Like the turbine-inspired crown, the main plate has been open-worked into a propeller-like form, exposing the majority of the inner workings while evoking an edgy, kinetic vibe.




A narrow bezel and case back leave an unfettered view of the movement on both sides. Everything is visible, and being a pocket watch movement, also large. You can see the balance wheel, escapement, mainspring inside the barrel, and an abundance of gears, jewels and blued screws – Watch 101 in a single movement.

Winding the watch is like winding an old clock – loud and tactile, and a real joy. The slow, 18,000 beats per hour movement has a subtle tick that’s audible in a quiet room, creating quite a tangible wearing experience.






Where the watch falls slightly short – though it’s not really a criticism given the price – is the strap and buckle. The strap is faux alligator – embossed calfskin – and fitted to a butterfly clasp with push buttons.

I’m not the biggest fan of folding clasps, preferring a pin buckle as I have relatively small wrists; here the clasp sat at a somewhat uncomfortable angle on the bottom of my wrist.
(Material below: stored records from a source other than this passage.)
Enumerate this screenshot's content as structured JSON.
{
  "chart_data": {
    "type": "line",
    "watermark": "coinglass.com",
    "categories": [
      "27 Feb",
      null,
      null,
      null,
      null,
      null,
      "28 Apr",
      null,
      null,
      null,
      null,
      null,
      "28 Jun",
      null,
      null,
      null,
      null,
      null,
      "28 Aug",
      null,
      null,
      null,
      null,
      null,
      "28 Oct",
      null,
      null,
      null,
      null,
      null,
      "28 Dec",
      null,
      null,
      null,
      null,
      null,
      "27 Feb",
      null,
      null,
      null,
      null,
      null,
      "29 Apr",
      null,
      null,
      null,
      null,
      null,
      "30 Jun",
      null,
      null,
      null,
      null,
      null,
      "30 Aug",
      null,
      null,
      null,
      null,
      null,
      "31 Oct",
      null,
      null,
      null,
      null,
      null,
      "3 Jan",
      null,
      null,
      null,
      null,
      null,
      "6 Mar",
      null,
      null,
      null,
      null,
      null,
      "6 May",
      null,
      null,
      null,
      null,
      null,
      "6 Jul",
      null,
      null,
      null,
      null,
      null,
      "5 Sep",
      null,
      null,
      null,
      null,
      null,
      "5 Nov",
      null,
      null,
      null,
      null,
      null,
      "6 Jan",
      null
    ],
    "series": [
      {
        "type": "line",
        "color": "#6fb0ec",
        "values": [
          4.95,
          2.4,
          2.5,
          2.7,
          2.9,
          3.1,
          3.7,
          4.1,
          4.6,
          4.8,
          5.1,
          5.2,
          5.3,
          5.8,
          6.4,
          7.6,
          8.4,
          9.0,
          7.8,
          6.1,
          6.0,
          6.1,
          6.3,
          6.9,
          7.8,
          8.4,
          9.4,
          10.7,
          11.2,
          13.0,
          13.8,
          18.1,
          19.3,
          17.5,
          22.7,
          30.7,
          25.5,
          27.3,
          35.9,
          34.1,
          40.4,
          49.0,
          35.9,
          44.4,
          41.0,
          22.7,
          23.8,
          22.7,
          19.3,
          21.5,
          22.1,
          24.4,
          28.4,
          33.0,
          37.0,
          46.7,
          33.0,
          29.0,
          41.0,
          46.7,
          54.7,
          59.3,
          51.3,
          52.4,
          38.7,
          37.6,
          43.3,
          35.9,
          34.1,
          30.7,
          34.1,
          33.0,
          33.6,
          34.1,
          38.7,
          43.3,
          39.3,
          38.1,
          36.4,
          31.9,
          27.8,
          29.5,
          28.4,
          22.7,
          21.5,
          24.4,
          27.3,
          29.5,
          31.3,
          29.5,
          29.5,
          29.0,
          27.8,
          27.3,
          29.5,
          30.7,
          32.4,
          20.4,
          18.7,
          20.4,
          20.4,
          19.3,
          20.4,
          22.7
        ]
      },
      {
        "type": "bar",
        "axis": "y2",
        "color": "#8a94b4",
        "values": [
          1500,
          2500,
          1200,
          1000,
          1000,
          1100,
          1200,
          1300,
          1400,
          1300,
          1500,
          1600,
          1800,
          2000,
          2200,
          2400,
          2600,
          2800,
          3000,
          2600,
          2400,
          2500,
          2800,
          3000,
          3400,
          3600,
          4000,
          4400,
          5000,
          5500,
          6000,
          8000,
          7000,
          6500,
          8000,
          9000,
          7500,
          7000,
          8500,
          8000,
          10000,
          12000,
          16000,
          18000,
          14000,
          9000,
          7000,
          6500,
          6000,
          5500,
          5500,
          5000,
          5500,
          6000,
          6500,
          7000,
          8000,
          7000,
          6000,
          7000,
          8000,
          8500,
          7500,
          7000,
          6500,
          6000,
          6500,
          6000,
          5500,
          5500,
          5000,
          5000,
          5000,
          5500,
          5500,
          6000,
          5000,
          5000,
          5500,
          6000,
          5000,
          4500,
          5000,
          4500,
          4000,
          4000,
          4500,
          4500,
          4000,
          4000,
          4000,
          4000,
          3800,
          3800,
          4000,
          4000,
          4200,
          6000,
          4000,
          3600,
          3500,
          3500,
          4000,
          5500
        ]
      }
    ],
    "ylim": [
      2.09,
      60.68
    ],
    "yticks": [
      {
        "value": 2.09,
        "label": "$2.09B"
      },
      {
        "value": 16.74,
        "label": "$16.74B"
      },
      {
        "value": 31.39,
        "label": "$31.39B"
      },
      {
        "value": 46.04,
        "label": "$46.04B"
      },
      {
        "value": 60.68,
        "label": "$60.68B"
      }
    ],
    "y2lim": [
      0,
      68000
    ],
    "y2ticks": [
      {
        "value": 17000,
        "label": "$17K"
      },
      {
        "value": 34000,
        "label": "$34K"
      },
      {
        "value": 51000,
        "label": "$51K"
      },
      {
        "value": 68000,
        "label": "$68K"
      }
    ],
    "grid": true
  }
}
Those with larger wrists will likely be happy with this though.

When I swapped the original strap for a leather strap with a pin buckle I had on hand, the watch was very comfortable. It is large, but its dramatic presence is well worth the dimensions.






Concluding thoughts
The Tissot T-Complication Squelette is a unique offering that is both eye-catching and strong value. It’s one of my favourite skeleton watches overall, and a sure thing in the sub-US$2,000 segment.

The Unitas 6497-1 movement may seem a bit pedestrian, but Tissot has masterfully transformed it into something that’s unlike other executions of the same movement. And the large size of the watch only enhances the effect.